Your vote IS important, Simon Burall

iu-16Simon Burall, the Director of the think tank Involve, published a blog piece today entitled ‘Your vote isn’t important’.

After I’d spluttered my outrage on twitter, Simon (a) confessed he may have overdone in the title in order to attract attention; (b) tweeted a bunch of caveats; and (c) invited me to respond. So here goes.

In the UK, about 45 million people are registered to vote. Assuming a turnout of something like 65% – it’s been higher and lower in recent years – your personal vote is one of 27 million in total. Pretty minuscule. But the UK electoral system is constituency-based, so one actually has to wonder whether you live in a safe or a marginal seat. A great many people think they live in safe seats, which means their vote is irrelevant given that they know pretty much how the majority of their neighbours are going to vote. But even then, their vote is just one of a few tens of thousands. Not great odds.

Not only that, but political parties are said to control a great deal less than we assume; and the differences between parties are minor. So even if we did have a decisive vote – even if our vote for our MP was the one that tipped the balance – it wouldn’t change much.

That’s pretty much what Simon assumes, although the bulk of his piece is about direct, deliberative involvement of citizens in governance.

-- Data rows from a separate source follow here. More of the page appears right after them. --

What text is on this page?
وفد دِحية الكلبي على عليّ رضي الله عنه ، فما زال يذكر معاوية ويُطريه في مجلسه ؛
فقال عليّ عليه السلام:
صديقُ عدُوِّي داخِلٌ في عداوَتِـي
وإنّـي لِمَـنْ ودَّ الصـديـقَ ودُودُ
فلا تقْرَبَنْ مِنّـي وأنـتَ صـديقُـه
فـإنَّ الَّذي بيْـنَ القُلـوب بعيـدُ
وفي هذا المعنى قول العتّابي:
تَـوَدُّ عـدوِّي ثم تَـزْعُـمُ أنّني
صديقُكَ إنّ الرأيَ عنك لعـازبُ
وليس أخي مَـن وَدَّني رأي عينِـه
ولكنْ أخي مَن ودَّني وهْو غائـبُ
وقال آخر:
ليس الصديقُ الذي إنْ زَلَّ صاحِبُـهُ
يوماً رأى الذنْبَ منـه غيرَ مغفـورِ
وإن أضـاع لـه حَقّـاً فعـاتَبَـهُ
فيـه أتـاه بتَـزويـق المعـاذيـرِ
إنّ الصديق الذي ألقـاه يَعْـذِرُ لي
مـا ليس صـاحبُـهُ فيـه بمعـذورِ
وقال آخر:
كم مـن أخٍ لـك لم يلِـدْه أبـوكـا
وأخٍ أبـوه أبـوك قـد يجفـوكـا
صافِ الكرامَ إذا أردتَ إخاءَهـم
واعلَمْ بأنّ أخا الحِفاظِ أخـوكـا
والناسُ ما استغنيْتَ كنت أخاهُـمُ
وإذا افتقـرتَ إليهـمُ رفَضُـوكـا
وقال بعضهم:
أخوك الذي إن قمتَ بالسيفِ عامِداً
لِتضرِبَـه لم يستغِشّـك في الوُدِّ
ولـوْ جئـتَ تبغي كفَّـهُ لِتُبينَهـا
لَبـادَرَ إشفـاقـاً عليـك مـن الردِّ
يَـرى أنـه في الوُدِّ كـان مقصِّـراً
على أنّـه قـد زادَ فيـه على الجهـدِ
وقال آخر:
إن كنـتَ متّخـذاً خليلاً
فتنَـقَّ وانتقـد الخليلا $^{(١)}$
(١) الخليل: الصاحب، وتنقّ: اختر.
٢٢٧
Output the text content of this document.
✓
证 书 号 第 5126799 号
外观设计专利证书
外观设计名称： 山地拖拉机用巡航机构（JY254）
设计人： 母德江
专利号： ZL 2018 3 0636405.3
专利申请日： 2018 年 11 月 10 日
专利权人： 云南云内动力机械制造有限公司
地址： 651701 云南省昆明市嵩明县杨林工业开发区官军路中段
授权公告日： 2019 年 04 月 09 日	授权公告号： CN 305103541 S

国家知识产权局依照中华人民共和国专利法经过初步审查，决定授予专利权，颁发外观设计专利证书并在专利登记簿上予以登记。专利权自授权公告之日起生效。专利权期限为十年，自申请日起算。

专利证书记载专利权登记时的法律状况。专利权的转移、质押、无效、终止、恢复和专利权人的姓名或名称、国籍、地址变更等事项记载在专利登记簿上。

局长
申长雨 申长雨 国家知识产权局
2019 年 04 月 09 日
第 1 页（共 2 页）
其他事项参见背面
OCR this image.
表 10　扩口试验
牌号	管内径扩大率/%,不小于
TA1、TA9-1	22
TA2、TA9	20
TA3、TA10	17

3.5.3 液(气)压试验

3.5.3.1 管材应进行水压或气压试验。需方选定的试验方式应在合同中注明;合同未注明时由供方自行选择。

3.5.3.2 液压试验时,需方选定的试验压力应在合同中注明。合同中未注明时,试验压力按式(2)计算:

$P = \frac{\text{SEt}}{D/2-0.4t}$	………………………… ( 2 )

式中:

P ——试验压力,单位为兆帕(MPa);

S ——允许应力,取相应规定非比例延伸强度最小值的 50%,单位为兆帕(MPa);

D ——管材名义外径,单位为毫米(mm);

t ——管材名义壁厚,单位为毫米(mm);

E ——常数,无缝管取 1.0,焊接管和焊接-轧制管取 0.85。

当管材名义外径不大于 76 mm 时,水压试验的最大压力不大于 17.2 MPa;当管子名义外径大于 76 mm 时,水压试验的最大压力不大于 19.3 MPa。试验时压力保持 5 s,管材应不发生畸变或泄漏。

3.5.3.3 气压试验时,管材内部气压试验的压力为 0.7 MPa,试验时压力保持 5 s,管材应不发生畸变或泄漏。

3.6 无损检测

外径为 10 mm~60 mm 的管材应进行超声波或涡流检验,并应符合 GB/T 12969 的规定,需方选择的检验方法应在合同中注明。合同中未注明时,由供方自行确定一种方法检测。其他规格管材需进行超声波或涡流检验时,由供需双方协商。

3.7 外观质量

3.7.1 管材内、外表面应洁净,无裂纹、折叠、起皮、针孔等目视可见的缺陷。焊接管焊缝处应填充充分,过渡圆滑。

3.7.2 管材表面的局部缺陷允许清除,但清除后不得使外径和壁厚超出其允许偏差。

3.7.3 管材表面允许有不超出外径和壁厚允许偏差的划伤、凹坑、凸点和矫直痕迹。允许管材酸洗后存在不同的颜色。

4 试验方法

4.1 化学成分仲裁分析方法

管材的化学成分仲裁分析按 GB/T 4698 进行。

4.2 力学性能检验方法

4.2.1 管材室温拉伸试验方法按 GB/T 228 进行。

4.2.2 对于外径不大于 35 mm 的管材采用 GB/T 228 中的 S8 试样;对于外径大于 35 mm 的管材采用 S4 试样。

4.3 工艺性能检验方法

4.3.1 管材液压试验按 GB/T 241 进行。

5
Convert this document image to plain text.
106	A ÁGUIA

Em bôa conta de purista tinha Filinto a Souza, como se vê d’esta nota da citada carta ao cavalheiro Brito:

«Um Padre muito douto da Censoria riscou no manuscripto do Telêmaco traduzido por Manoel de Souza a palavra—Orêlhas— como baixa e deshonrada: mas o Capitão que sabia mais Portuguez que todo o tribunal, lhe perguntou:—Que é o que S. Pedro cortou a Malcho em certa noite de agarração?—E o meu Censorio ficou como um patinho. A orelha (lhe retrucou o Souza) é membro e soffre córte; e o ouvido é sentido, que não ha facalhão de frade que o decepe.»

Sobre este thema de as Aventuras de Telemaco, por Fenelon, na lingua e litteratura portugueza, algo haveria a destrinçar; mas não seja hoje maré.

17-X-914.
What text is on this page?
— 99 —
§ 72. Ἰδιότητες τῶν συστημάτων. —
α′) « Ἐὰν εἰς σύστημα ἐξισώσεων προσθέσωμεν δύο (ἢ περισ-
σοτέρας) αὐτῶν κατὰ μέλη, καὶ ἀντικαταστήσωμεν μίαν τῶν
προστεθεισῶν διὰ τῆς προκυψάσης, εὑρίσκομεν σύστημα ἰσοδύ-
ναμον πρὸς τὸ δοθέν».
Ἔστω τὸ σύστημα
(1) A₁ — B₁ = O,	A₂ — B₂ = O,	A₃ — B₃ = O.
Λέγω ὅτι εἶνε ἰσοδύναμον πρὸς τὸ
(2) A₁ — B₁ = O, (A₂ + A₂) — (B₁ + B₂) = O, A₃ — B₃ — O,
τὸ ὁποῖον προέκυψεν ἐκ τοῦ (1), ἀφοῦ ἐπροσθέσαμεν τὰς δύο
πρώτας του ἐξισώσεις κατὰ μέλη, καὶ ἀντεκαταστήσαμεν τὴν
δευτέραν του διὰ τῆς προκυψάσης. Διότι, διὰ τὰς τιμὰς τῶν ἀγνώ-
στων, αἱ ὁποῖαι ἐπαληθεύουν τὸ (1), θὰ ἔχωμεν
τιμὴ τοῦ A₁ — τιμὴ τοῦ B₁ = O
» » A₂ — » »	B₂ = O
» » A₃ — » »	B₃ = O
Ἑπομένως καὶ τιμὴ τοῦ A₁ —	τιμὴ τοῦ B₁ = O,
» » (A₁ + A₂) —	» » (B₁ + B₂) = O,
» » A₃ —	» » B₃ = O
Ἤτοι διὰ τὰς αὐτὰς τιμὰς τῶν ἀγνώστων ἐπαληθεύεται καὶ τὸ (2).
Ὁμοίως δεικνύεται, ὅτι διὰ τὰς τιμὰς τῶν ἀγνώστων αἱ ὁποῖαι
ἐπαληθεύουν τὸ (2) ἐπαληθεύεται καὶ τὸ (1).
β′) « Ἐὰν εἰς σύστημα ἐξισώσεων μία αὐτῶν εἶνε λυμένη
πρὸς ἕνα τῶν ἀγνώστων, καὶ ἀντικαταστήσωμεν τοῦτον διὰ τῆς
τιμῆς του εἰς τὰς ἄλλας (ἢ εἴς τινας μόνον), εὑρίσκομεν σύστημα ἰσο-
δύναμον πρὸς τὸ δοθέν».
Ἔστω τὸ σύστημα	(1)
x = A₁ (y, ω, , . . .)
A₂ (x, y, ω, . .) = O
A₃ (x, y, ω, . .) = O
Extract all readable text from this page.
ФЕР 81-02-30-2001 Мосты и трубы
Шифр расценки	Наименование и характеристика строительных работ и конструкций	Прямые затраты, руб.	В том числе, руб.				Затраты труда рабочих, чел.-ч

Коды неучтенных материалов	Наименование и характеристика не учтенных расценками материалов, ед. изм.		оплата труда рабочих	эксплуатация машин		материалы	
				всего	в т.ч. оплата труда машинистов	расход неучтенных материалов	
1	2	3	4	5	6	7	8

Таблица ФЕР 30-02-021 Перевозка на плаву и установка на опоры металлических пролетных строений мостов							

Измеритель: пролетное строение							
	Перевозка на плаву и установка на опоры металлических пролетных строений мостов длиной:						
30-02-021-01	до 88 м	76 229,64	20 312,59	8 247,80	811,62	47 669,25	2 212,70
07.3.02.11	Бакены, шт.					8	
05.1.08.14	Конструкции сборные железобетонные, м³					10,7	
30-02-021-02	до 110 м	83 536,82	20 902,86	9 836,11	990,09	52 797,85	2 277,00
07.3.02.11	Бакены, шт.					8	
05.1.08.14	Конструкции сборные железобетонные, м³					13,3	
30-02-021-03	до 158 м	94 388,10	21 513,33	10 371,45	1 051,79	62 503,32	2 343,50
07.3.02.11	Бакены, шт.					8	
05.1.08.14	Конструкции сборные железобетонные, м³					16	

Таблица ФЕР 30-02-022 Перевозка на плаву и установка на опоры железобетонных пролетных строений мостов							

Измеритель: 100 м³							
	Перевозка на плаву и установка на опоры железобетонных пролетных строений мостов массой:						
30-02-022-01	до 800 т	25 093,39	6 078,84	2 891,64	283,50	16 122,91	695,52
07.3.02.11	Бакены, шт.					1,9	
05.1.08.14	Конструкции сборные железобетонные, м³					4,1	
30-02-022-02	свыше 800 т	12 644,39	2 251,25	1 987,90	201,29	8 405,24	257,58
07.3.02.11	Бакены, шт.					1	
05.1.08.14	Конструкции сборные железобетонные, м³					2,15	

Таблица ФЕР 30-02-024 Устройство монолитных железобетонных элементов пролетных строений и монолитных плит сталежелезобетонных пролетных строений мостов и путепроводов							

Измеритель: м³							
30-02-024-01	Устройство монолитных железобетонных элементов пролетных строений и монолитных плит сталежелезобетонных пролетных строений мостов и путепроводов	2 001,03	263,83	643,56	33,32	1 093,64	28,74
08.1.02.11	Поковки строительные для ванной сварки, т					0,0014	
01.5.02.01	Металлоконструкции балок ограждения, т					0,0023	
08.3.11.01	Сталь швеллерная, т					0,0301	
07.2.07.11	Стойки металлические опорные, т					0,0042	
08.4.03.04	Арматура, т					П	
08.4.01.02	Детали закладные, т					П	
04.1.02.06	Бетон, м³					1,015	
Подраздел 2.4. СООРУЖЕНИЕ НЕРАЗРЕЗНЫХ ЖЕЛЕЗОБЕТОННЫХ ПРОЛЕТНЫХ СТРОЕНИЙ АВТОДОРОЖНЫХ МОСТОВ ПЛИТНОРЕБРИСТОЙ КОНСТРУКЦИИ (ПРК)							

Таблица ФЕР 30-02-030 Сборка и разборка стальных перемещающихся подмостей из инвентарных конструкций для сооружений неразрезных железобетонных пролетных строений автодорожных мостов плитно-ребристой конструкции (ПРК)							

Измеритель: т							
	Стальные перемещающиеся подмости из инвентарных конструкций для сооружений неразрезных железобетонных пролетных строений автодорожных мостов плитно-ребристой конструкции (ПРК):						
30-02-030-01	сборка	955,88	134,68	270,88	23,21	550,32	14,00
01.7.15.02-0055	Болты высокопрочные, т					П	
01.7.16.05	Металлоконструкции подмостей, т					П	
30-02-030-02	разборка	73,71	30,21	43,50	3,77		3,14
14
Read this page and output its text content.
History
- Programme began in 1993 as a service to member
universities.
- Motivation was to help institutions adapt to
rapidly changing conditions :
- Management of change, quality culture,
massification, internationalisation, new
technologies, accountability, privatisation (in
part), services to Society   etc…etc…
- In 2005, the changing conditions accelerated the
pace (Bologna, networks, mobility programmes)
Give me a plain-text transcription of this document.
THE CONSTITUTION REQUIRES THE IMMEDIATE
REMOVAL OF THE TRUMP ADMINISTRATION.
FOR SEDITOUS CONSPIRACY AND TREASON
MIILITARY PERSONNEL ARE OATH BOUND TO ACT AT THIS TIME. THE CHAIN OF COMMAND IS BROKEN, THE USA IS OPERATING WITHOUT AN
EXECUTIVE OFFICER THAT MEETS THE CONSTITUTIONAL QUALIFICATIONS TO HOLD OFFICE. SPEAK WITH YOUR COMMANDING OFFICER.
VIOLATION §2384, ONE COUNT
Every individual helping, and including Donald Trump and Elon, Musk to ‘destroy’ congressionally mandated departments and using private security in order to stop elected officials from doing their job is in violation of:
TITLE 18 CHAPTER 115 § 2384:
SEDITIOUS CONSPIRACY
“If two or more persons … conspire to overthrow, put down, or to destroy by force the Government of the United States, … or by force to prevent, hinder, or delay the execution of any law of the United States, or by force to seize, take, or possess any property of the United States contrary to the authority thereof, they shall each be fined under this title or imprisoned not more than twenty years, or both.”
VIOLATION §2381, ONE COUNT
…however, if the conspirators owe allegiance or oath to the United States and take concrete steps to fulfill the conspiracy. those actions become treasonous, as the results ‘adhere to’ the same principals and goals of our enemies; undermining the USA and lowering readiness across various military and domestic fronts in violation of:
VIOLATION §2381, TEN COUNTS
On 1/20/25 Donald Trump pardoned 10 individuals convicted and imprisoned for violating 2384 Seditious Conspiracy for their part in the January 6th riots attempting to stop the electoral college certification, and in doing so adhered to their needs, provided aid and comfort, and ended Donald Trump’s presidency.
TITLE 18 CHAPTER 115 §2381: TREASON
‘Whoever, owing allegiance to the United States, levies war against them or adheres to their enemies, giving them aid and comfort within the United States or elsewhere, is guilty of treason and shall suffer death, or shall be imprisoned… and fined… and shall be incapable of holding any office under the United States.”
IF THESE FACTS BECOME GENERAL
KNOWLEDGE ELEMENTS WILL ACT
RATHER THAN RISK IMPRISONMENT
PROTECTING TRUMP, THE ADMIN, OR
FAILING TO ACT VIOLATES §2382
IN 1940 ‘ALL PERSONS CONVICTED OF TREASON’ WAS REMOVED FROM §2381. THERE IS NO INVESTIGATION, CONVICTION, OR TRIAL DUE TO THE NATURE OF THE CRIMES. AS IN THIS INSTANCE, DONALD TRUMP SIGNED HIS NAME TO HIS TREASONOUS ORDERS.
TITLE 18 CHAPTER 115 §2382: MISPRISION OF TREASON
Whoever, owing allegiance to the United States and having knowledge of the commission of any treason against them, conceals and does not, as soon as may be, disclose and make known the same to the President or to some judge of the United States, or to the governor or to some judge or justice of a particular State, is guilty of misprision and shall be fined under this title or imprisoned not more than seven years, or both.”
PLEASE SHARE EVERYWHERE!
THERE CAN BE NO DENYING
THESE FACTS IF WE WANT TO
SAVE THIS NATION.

Simon, I think you’re wrong. You’re wrong about the importance of voting, and you’re wrong to think of deliberative democracy as an alternative to elections. Elections and citizen deliberation — and much more, by the way — are both essential elements of a vital, creative, and critical democracy.

First, the importance of voting:

  1. Each individual vote is irrelevant but collectively they make a huge difference. My favourite way of explaining this basic point is via an old article on the satirical news site, The Onion, with the immortal headline, ‘”How bad for the environment can throwing away one plastic bottle be?” 30 million people wonder.’ Simon, you’re basically asking us to think like the bottle throwers. And yes, I know there are ‘collective action problems’, but I also know that the most effective solution to collective action problems is to communicate the nature of the problem to the individuals so they see from a joint perspective.
  2. The degree to which UK seats are safe is wildly overstated, and has been for some time, as this piece by Fabian Richter shows. I disagree with his claims about electoral reform, but his numbers show that 85% of UK voters live in constituencies that can shift to another party with relatively little pressure.
  3. Governments have more power than they claim, as Colin Hay has argued for some time – here, for example, in a paper with my old colleague Matthew Watson. The powerlessness of governments is a discourse they spout to shift blame for failure. If that were not true, then everywhere would look the same as everywhere else, which is patently not the case. You’re not seriously telling me that things are the same now under Cameron’s Conservatives as they would have been under Brown’s Labour, are you? If so, please have that conversation with those who are now reliant on food banks.

And now about deliberative democracy. You misrepresent Dryzek in a small but important way. You present him as giving a list of things that make a system democratic, but actually he’s talking about a set of continuums which real systems more or less meet. Democratisation for Dryzek is a journey not a “cross the line and you’re there” destination. Read his 1996 book Democracy in Capitalist Times. And it’s also not the case that he thinks that elections are no use – that’s part of the point of the “empowered space” discussion, which explicitly includes parliaments.

There is such a thing as a deliberative system which dispenses with elections. It’s called authoritarian deliberation, and is practised in China, among other places. Check out this article by my friends and colleagues He Baogang and Mark Warren. It might be a step in the road to democracy, but democracy it ain’t.

Why not? Because there are no effective elections to give scrutiny and discontent a sharp edge.

Elections are not perfect. But they are still important. By all means encourage people into direct engagement. I love what you do at Involve and want more of it. But please don’t do so at the expense of a critical element of democratic systems.

Get out and vote, Simon. And drag as many people with you as you can.